For the first part, we recommend starting with a page that is as high up in your funnel as possible – a landing page – where you can make an impact on your entire funnel. Whether it’s your homepage or a dedicated landing page for a specific traffic source, you need to make sure that this page gets sufficient traffic. Running a/b tests with less than a hundred sessions a day can be both excruciating and ineffective. Check out Talia’s elaborate posts on Getting started with landing page optimization and The 5 key elements for landing page optimization.
Before you jump to conclusion about your pages, and this is crucial to the whole process, it’s important that you base your decisions on data and not on intuition. To do that you’ll need to go a little deeper in your analysis, utilizing the capabilities of User behavior analysis tools. This will allow you to come up with hypotheses or at the very least back up your intuition with data before taking tests live.
Hypothesize
This is the fun part. Based on the two previous steps you can now come up with the brilliant ideas that will literally make you more money. Most optimizers just play around with elements on their page, changing the color of the call to action button or the copy of the title, and that’s ok. But if you really want to see your conversion rates climb, you need to start using emotional triggers, testing holistic and strategic hypothesis and not just elements. Tapping into the psychological process your users undergo are your real key to success.
For additional inspiration checkout our recent landing page critiques that incorporate suggestions for tests that are varied in type and scope:
Pick a tool, setup and start testing your hypothesis
Think you know what you need to do to increase your conversion rate? Great! It’s testing time. Pick an a/b testing tool that has a “What You See Is What You Get” editor that will allow you to create a variation of you original page, changing just the elements you want to test. These tools have come a long way over the years and are very intuitive, pretty easy to use and offer great support and whole communities of users.
Make sure that you measure the effect of your changes across your entire funnel. Don’t settle for measuring CTR; remember the goal here, you want to see the effect on your revenue.

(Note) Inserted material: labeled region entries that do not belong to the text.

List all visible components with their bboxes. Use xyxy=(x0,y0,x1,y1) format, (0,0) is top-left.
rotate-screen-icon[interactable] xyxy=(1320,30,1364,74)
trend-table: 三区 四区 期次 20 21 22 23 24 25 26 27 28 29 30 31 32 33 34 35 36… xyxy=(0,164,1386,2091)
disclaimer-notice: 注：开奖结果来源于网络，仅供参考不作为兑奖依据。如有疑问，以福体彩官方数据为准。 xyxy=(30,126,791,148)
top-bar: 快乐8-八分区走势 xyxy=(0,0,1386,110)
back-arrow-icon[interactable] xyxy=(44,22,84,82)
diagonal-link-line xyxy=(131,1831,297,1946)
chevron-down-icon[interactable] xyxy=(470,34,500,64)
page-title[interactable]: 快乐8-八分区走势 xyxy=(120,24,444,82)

After a day or two you can usually tell if you have something wrong in the setup but only after a minimum of two weeks you can start relying on the trend that you’re seeing, and only once you’ve reached statistical significance can you announce a winning variation.
*When you setup your first test, remember: forms and checkout processes have backend implications that require your tech team’s attention, so unless you’re doing this as part of an official project with allocated resources, we recommend sticking to landing pages.
Repeat and Expand
Running a successful a/b test does not mean having a successful conversion optimization process. For that you need to really commit yourself to learning, analyzing and optimizing your website by running test cycles on different part of you funnel. Furthermore, for us at Conversioner the steps listed above are a first measure, aimed at generating knowledge and insights before diving into a much deeper analysis of site-specific audiences and emotional triggers. We don’t believe in just testing elements on pages; we test strategies and in return we see much greater increases in conversion rates.